Addendum: During class discussion about BPD, several people invariably tell horror stories about experiences they’ve had with this population to try to convince me that personality disorders do in fact exist. Their stories carry no weight for me for two reasons. One, I worked in battered women’s shelters, a population in which personality disorder diagnoses are a blanket phenomenon. Live, work, or volunteer long enough at a DV shelter and someone will diagnose you with BPD. My belief is that this is a blame-the-victim mentality which pathologizes women for being in an abusive relationship instead of placing the blame where it belongs: with the guy who beats her.
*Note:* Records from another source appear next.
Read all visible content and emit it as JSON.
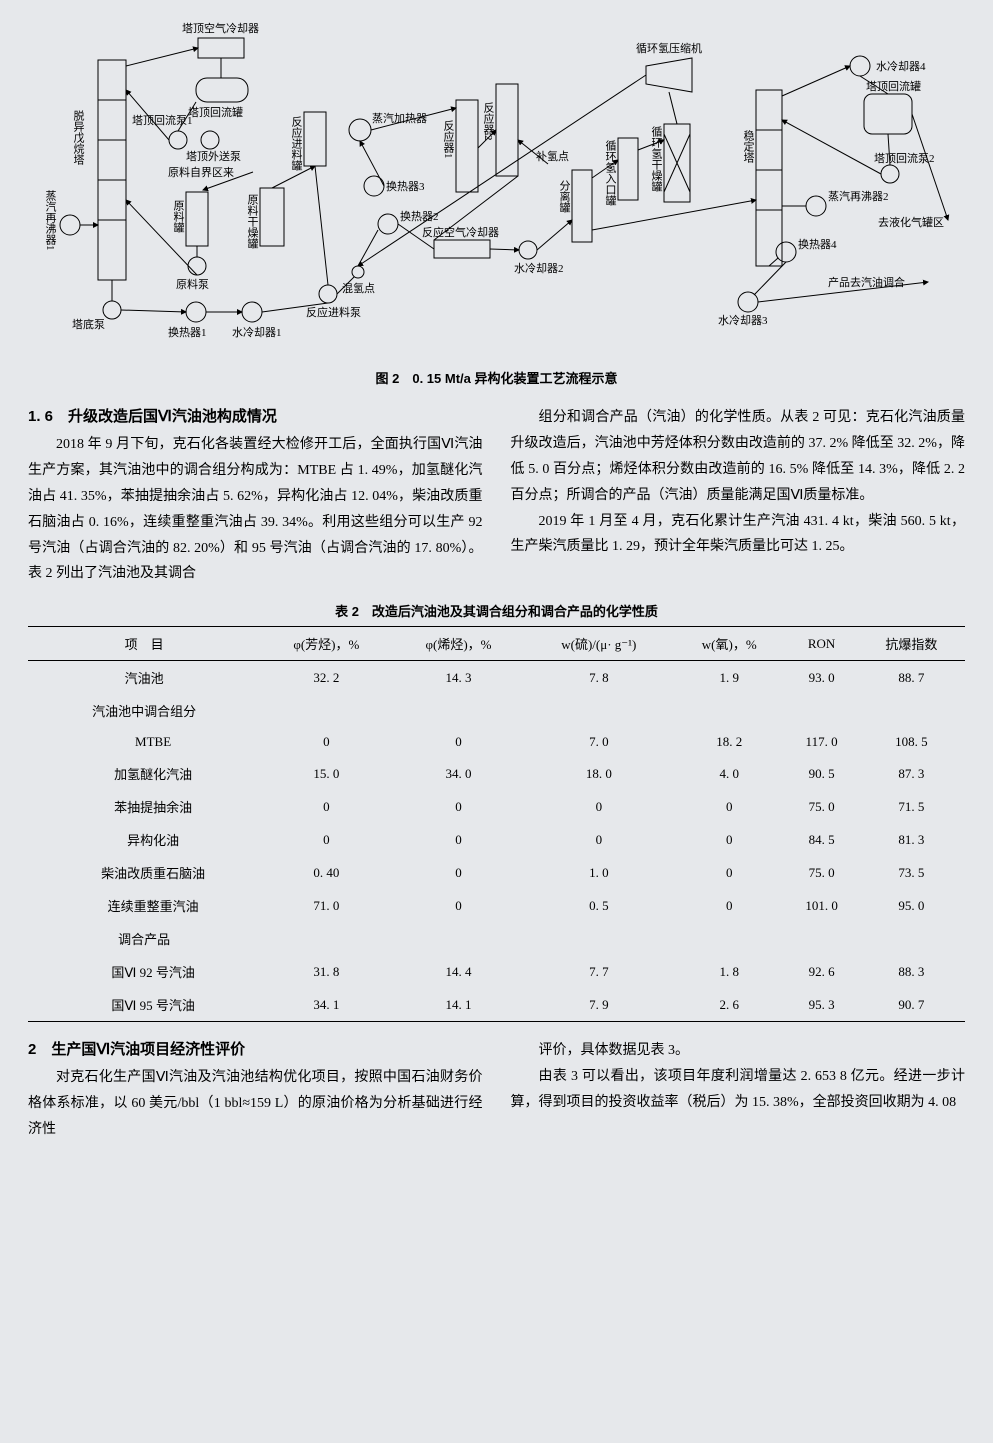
{
  "figure": {
    "caption": "图 2　0. 15 Mt/a 异构化装置工艺流程示意",
    "labels": {
      "l1": "塔顶空气冷却器",
      "l2": "塔顶回流罐",
      "l3": "脱异戊烷塔",
      "l4": "塔顶回流泵1",
      "l5": "塔顶外送泵",
      "l6": "原料自界区来",
      "l7": "原料罐",
      "l8": "原料泵",
      "l9": "原料干燥罐",
      "l10": "反应进料罐",
      "l11": "蒸汽加热器",
      "l12": "换热器3",
      "l13": "换热器2",
      "l14": "反应空气冷却器",
      "l15": "反应器1",
      "l16": "反应器2",
      "l17": "补氢点",
      "l18": "分离罐",
      "l19": "循环氢入口罐",
      "l20": "循环氢干燥罐",
      "l21": "循环氢压缩机",
      "l22": "水冷却器4",
      "l23": "塔顶回流罐",
      "l24": "稳定塔",
      "l25": "蒸汽再沸器2",
      "l26": "塔顶回流泵2",
      "l27": "去液化气罐区",
      "l28": "换热器4",
      "l29": "产品去汽油调合",
      "l30": "水冷却器3",
      "l31": "水冷却器2",
      "l32": "混氢点",
      "l33": "反应进料泵",
      "l34": "水冷却器1",
      "l35": "换热器1",
      "l36": "塔底泵",
      "l37": "蒸汽再沸器1"
    },
    "stroke_color": "#000000",
    "background_color": "#e6e8eb",
    "line_width": 1
  },
  "section1_6": {
    "heading": "1. 6　升级改造后国Ⅵ汽油池构成情况",
    "p1": "2018 年 9 月下旬，克石化各装置经大检修开工后，全面执行国Ⅵ汽油生产方案，其汽油池中的调合组分构成为：MTBE 占 1. 49%，加氢醚化汽油占 41. 35%，苯抽提抽余油占 5. 62%，异构化油占 12. 04%，柴油改质重石脑油占 0. 16%，连续重整重汽油占 39. 34%。利用这些组分可以生产 92 号汽油（占调合汽油的 82. 20%）和 95 号汽油（占调合汽油的 17. 80%）。表 2 列出了汽油池及其调合",
    "p2": "组分和调合产品（汽油）的化学性质。从表 2 可见：克石化汽油质量升级改造后，汽油池中芳烃体积分数由改造前的 37. 2% 降低至 32. 2%，降低 5. 0 百分点；烯烃体积分数由改造前的 16. 5% 降低至 14. 3%，降低 2. 2 百分点；所调合的产品（汽油）质量能满足国Ⅵ质量标准。",
    "p3": "2019 年 1 月至 4 月，克石化累计生产汽油 431. 4 kt，柴油 560. 5 kt，生产柴汽质量比 1. 29，预计全年柴汽质量比可达 1. 25。"
  },
  "table2": {
    "caption": "表 2　改造后汽油池及其调合组分和调合产品的化学性质",
    "columns": [
      "项　目",
      "φ(芳烃)，%",
      "φ(烯烃)，%",
      "w(硫)/(μ· g⁻¹)",
      "w(氧)，%",
      "RON",
      "抗爆指数"
    ],
    "rows": [
      {
        "label": "汽油池",
        "indent": 0,
        "cells": [
          "32. 2",
          "14. 3",
          "7. 8",
          "1. 9",
          "93. 0",
          "88. 7"
        ]
      },
      {
        "label": "汽油池中调合组分",
        "indent": 0,
        "cells": [
          "",
          "",
          "",
          "",
          "",
          ""
        ]
      },
      {
        "label": "MTBE",
        "indent": 1,
        "cells": [
          "0",
          "0",
          "7. 0",
          "18. 2",
          "117. 0",
          "108. 5"
        ]
      },
      {
        "label": "加氢醚化汽油",
        "indent": 1,
        "cells": [
          "15. 0",
          "34. 0",
          "18. 0",
          "4. 0",
          "90. 5",
          "87. 3"
        ]
      },
      {
        "label": "苯抽提抽余油",
        "indent": 1,
        "cells": [
          "0",
          "0",
          "0",
          "0",
          "75. 0",
          "71. 5"
        ]
      },
      {
        "label": "异构化油",
        "indent": 1,
        "cells": [
          "0",
          "0",
          "0",
          "0",
          "84. 5",
          "81. 3"
        ]
      },
      {
        "label": "柴油改质重石脑油",
        "indent": 1,
        "cells": [
          "0. 40",
          "0",
          "1. 0",
          "0",
          "75. 0",
          "73. 5"
        ]
      },
      {
        "label": "连续重整重汽油",
        "indent": 1,
        "cells": [
          "71. 0",
          "0",
          "0. 5",
          "0",
          "101. 0",
          "95. 0"
        ]
      },
      {
        "label": "调合产品",
        "indent": 0,
        "cells": [
          "",
          "",
          "",
          "",
          "",
          ""
        ]
      },
      {
        "label": "国Ⅵ 92 号汽油",
        "indent": 1,
        "cells": [
          "31. 8",
          "14. 4",
          "7. 7",
          "1. 8",
          "92. 6",
          "88. 3"
        ]
      },
      {
        "label": "国Ⅵ 95 号汽油",
        "indent": 1,
        "cells": [
          "34. 1",
          "14. 1",
          "7. 9",
          "2. 6",
          "95. 3",
          "90. 7"
        ]
      }
    ],
    "header_border_color": "#000000",
    "font_size": 13
  },
  "section2": {
    "heading": "2　生产国Ⅵ汽油项目经济性评价",
    "p1": "对克石化生产国Ⅵ汽油及汽油池结构优化项目，按照中国石油财务价格体系标准，以 60 美元/bbl（1 bbl≈159 L）的原油价格为分析基础进行经济性",
    "p2": "评价，具体数据见表 3。",
    "p3": "由表 3 可以看出，该项目年度利润增量达 2. 653 8 亿元。经进一步计算，得到项目的投资收益率（税后）为 15. 38%，全部投资回收期为 4. 08"
  }
}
Two, I have, at two points in my life, lived with girls who fit the DSM criteria for BPD to a T. But that’s another post for another day.

2 Responses to “Are survival skills and coping mechanisms DSM-codable?”

  1. e Says:

    April 1st, 2008 at 1:01 pm

    just wrote 15 pages about DBT. we need wine pronto. there are a few things about it that i really think you’d dig as it pertains to “BPD.” lovelovelove!

  2. haleigh Says:

    April 8th, 2008 at 6:43 pm

    *waving hand in air* I can guess which girls!! Or rather, I can guess one of them. And personally, I’m willing to believe that BPD exists just for her. Or rather, my mother convinces me of its existence on a regular basis :)

    I think there is a difference, though, between a true personality disorder and a diagnosed personality disorder. If they’re being diagnosed at the rate of 10-20%, clearly, there is something terribly wrong (and I’ve been out of mental health professions too long to speak with any accuracy on this subject).

    Killing 42 to women because you are humanly incapable of feeling empathy or remorse (a true anti-social) and ignoring your conscience to do what you must in order to survive (75% of the prison population) are two very different things. For them to be clumped together as one “disorder” is a disservice by those changed with improving our mental health.

    But the real question is *why* these disorders are being diagnosed at a rate of 10-20%. If insurance companies and Medicaid *require* a DSM diagnosis to pay for treatment, is it the fault of mental health professionals for over-diagnosing, or is it the fault of old, money-grubbing white men in suits forcing everyone into prescribed categories for their own financial gain? Maybe we should lobby the APA to add “general asshattery, otherwise unspecified” to the DSM-V.

    (and sorry fir the diatribe - I’m at work and bored. This is what happens.)